Dismissing the notion that the Democratic Party is as compromise-averse as the GOP, the president said Democrats -- "warts and all" -- have more consistently agreed to components of bipartisan deals.
"What I'm arguing for are maintaining tax cuts for 98 percent of Americans. I don't think anybody would consider that some liberal left-wing agenda. That used to be considered a pretty mainstream Republican agenda," he said. "And it's something that we can accomplish today if we simply allow for a vote in the Senate and in the House to get it done.
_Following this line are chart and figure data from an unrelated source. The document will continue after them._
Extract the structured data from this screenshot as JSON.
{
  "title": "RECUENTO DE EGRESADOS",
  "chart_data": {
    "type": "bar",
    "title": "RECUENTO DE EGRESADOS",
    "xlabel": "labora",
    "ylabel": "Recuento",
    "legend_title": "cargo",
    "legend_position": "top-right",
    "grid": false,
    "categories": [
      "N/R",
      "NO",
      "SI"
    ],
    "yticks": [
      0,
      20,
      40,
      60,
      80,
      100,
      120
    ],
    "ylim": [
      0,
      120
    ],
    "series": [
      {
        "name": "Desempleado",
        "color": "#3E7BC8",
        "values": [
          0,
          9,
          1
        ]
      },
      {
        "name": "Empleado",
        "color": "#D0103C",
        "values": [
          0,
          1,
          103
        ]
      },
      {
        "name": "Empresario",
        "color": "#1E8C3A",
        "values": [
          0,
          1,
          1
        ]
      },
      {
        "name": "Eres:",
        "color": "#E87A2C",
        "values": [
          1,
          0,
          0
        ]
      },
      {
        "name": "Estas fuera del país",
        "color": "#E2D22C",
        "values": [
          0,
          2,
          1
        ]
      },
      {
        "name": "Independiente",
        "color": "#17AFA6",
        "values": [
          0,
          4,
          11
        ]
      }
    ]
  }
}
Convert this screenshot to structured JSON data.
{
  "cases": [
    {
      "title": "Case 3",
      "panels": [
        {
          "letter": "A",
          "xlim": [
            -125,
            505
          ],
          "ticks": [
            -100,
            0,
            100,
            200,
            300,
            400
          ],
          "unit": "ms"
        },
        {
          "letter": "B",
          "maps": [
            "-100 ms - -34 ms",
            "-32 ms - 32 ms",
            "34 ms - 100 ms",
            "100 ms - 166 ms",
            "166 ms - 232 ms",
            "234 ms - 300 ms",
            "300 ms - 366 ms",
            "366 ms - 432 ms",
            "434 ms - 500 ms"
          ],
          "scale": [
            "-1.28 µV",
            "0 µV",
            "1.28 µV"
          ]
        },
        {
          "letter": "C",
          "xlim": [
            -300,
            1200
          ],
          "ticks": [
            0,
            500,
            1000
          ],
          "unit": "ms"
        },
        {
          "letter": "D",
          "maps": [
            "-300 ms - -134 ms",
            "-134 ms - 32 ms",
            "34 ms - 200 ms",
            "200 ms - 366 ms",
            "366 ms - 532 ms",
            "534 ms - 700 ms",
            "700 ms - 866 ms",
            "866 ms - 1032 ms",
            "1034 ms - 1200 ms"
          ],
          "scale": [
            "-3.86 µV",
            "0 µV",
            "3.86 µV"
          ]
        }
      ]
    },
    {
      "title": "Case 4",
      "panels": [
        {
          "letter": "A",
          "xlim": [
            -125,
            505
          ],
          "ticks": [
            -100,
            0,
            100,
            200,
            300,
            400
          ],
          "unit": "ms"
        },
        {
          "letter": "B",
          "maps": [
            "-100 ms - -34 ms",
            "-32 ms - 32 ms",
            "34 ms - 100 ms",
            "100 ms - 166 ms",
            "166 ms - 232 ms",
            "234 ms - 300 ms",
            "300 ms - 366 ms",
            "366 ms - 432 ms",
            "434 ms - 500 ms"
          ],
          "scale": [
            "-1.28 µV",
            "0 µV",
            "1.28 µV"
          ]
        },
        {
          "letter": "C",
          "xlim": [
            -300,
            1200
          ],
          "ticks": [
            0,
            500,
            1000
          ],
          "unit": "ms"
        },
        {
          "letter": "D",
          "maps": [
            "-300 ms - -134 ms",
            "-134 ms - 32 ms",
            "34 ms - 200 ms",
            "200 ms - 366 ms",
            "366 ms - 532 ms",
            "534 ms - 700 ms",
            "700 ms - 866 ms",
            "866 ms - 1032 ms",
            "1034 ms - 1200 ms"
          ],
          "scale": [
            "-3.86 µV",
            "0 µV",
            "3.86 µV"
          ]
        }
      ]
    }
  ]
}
The fact that it's not happening is an indication of how far certain factions inside the Republican Party have gone where they can't even accept what used to be considered centrist, mainstream positions on these issues."
The president offered no new suggestions of compromise measures that may be more palatable to Republicans, although he acknowledged that some Democrats oppose entitlement adjustments and some of the spending cuts that he's put forward during negotiations.
The president games out different scenarios of how he thinks the fiscal cliff negotiations will be resolved.
"The offers that I've made to [Republicans] have been so fair that a lot of Democrats get mad at me," he said, noting that his acceptance of Chained CPI, a measure that would change the way Social Security payments are determined, has caused particular rancor within his own party.
"Highly unpopular among Democrats," he said of the proposed change. "Not something supported by AARP. But in pursuit of strengthening Social Security for the long-term I'm willing to make those decisions."
If an impasse remains in place, Obama warned, Republicans' rejection of his version of deficit reduction plans would be enough to send financial markets skidding.
"What's been holding us back is the dysfunction here in Washington," he said. "And if people start seeing that on January 1st this problem still hasn't been solved, that we haven't seen the kind of deficit reduction that we could have had had the Republicans been willing to take the deal that I gave them, if they say that people's taxes have gone up, which means consumer spending is going to be depressed, then obviously that's going to have an adverse reaction in the markets."